The CISO’s responsibility is to secure digital fronts and assets and fortify cyber defenses. However, the CTO should closely collaborate with the CISO to mitigate the risks associated with new technologies while helping their organization tap into opportunities and benefits derived from new technologies. This approach requires emphasizing security as a fundamental aspect throughout the decision-making process. Consequently, preparing the cybersecurity unit to foresee risks and mitigate goes hand in hand with the new technology rollout and upgrades.

3. Deploying Security-First Technologies

Organizations are increasingly connecting their data and business systems to the internet to deliver value and grow revenue. This inherently exposes an organization to a multitude of threats and massive points of entry to defend.

Additionally, organizations need to combat insider threats from employees, partners and suppliers. The CTO can help prepare and enforce a governance framework that thoroughly validates technologies used in an organization and ensure that they take a security-first approach, where technologies and processes considered inherently less secure become obsolete within the organization.
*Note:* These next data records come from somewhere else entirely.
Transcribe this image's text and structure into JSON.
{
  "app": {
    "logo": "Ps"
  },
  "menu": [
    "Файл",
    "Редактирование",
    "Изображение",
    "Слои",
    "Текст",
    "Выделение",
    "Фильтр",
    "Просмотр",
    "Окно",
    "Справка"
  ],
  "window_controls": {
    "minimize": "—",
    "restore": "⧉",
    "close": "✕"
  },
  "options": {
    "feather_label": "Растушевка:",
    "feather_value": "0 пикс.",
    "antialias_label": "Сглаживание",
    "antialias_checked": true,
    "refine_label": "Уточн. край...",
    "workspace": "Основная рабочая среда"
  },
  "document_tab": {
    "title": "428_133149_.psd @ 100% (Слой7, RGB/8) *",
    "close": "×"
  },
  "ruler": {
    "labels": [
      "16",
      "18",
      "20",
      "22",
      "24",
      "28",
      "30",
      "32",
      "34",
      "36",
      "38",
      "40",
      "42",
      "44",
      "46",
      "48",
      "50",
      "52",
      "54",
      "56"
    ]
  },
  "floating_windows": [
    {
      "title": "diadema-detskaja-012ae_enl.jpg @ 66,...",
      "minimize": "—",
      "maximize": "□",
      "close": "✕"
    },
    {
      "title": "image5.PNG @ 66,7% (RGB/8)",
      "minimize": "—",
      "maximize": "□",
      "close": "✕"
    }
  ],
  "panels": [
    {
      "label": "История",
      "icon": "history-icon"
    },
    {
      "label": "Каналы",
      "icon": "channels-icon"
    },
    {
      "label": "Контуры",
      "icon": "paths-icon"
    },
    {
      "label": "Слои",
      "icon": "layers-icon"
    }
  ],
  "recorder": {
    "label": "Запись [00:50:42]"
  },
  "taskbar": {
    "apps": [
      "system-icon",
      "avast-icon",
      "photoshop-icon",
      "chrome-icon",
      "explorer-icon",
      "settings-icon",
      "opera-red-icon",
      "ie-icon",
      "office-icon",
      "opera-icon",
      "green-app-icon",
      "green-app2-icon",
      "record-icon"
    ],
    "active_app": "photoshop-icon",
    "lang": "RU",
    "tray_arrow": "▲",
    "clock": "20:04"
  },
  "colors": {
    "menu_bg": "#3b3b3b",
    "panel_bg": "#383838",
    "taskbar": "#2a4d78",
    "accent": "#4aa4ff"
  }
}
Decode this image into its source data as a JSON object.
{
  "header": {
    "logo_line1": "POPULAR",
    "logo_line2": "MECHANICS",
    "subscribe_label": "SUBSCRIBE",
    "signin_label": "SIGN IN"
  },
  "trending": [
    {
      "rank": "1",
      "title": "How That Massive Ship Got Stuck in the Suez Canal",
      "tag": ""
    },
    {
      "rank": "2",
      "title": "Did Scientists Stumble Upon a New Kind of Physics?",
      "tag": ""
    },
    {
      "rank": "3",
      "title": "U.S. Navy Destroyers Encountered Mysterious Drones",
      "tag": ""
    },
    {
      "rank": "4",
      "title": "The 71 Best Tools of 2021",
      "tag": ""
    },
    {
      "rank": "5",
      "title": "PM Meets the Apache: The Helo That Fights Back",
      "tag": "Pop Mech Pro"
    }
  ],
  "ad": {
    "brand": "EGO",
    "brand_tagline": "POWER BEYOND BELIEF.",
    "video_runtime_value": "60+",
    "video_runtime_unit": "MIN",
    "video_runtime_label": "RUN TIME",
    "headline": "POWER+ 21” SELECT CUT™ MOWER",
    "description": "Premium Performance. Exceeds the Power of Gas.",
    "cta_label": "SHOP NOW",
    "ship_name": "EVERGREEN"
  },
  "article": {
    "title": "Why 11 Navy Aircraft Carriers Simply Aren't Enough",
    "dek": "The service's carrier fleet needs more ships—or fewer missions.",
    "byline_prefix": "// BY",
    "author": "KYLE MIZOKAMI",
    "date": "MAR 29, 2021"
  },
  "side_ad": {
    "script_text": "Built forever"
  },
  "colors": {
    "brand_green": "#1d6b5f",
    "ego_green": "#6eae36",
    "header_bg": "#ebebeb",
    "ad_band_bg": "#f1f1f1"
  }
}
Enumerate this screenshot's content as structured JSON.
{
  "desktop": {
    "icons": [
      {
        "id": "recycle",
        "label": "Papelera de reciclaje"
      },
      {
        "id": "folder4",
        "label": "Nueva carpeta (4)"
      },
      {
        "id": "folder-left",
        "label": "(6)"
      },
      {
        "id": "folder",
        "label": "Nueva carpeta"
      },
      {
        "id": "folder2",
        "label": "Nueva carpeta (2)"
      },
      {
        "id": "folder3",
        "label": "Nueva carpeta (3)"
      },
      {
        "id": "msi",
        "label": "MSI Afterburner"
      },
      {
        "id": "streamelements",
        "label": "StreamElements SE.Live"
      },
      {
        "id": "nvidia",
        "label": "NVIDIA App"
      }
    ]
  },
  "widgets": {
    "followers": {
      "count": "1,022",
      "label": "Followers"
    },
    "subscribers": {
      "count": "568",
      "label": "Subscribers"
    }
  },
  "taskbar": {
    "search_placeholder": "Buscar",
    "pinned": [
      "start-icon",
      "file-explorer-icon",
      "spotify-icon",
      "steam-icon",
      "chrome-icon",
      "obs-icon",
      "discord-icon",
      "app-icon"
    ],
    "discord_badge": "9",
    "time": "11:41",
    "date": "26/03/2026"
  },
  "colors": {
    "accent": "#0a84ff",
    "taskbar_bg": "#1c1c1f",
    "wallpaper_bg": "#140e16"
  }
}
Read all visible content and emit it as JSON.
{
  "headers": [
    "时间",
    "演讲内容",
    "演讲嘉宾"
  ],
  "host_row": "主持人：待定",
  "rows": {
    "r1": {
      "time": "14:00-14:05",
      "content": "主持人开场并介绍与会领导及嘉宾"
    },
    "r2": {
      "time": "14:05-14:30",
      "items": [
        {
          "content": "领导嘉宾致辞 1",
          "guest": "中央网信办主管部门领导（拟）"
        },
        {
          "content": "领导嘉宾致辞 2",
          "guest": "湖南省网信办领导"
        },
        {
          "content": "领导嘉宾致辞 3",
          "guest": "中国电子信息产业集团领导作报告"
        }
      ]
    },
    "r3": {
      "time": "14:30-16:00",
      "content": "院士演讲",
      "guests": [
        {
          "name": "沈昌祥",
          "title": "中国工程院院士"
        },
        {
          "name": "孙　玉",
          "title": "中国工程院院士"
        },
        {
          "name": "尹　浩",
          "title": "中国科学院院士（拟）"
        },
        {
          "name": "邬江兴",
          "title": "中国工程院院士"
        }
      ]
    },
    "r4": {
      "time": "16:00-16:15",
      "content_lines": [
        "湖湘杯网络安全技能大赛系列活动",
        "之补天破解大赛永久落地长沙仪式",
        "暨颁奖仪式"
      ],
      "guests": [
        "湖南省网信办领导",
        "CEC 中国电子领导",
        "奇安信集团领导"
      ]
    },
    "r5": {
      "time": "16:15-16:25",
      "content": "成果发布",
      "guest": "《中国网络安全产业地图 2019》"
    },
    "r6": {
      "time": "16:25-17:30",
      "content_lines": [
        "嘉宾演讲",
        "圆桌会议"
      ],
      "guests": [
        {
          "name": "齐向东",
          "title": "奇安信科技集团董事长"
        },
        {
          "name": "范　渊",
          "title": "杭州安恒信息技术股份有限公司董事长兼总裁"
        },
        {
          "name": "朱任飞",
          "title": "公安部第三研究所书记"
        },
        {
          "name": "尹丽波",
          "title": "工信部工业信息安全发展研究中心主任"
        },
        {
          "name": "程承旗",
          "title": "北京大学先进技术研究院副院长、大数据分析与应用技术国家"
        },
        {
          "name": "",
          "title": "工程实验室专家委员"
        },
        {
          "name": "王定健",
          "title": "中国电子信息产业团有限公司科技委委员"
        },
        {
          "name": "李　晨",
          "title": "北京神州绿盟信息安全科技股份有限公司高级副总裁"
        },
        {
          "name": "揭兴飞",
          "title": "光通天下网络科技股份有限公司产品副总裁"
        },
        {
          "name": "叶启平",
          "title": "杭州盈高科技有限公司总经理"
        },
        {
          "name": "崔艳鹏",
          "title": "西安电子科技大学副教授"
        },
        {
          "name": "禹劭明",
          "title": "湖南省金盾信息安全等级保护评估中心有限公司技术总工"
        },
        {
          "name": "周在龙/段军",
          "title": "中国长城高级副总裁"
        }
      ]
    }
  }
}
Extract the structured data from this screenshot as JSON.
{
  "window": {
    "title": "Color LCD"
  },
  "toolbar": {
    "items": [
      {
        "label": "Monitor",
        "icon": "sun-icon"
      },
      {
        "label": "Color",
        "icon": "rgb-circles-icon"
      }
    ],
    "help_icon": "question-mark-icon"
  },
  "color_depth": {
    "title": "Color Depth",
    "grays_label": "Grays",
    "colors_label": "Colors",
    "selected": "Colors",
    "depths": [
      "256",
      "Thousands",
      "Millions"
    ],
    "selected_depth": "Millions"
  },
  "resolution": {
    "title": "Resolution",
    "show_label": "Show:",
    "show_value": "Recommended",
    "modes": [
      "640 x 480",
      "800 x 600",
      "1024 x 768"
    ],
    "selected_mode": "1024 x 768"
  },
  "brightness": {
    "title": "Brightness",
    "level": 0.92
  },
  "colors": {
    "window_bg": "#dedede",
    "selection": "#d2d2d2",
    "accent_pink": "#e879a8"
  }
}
For example, the CTO can start disallowing employees to use insecure email clients or protocols that don’t use multifactor authentication — or start requiring partners to meet a set of security standards to be qualified for business engagement.

4. Continually Evaluating The Organizational Technology Landscape

No matter how thoroughly an organization’s cyber defenses are fortified, weak links in the form of improperly maintained systems or irregular approaches to patching security fixes can pose the risk of undetected vulnerabilities and exploitation. The CTO should help continually identify tools and platforms used throughout the organization and evaluate whether the underlying maintenance and patching processes are relevant and robust against today’s cyber threats.

5. Embedding Security Into Processes And Operations

The CTO should help create a culture that prioritizes security as the responsibility of the whole organization instead of considering it a function of the IT department alone. This requires analyzing security risks at many different levels and engaging everyone in the organization about the necessity for following organizational security practices.

While the CISO holds an operational role in ensuring security for processes and operations, the CTO needs to help their CISO with executive approval and engagement programs that involve department managers from the beginning. This ensures that the respective leaders and senior managers understand the security imperative and offer cooperative support.

6. Vendor Management With Security As A Key Aspect

An organization today works with various vendors for its needs across business units and functions. The CTO is responsible for setting security standards that dictate how the organization chooses to work with or acquire tools from vendors. It’s imperative to restrict business units from collaborating with vendors that don’t meet the security and compliance requirements, such as their testing policy, bug bounty programs, responsible vulnerability disclosure policy, and the prioritization of security patches.

It’s also not uncommon to rely on open-source software or tools available for free, requiring a support contract for on-time response and prioritizing fixing issues that impact the organization. It’s necessary to explicitly review open-source usage in the organization and set up support contracts with open-source vendors or project maintainers to ensure that the organization is not exposed to external vulnerabilities.

The CTO’s Changing Role

Today, security has become an organization-wide imperative, not just the responsibility of the IT department. Accordingly, the CTO — as a technology leader of the organization — is tasked with the overall security governance while closely collaborating with the CISO and senior security professionals. And the CTO’s primary responsibility is to persuade the senior management to prioritize security as an organizational responsibility in making everybody observe security practices and processes as fundamental to the business and its cyber risk management.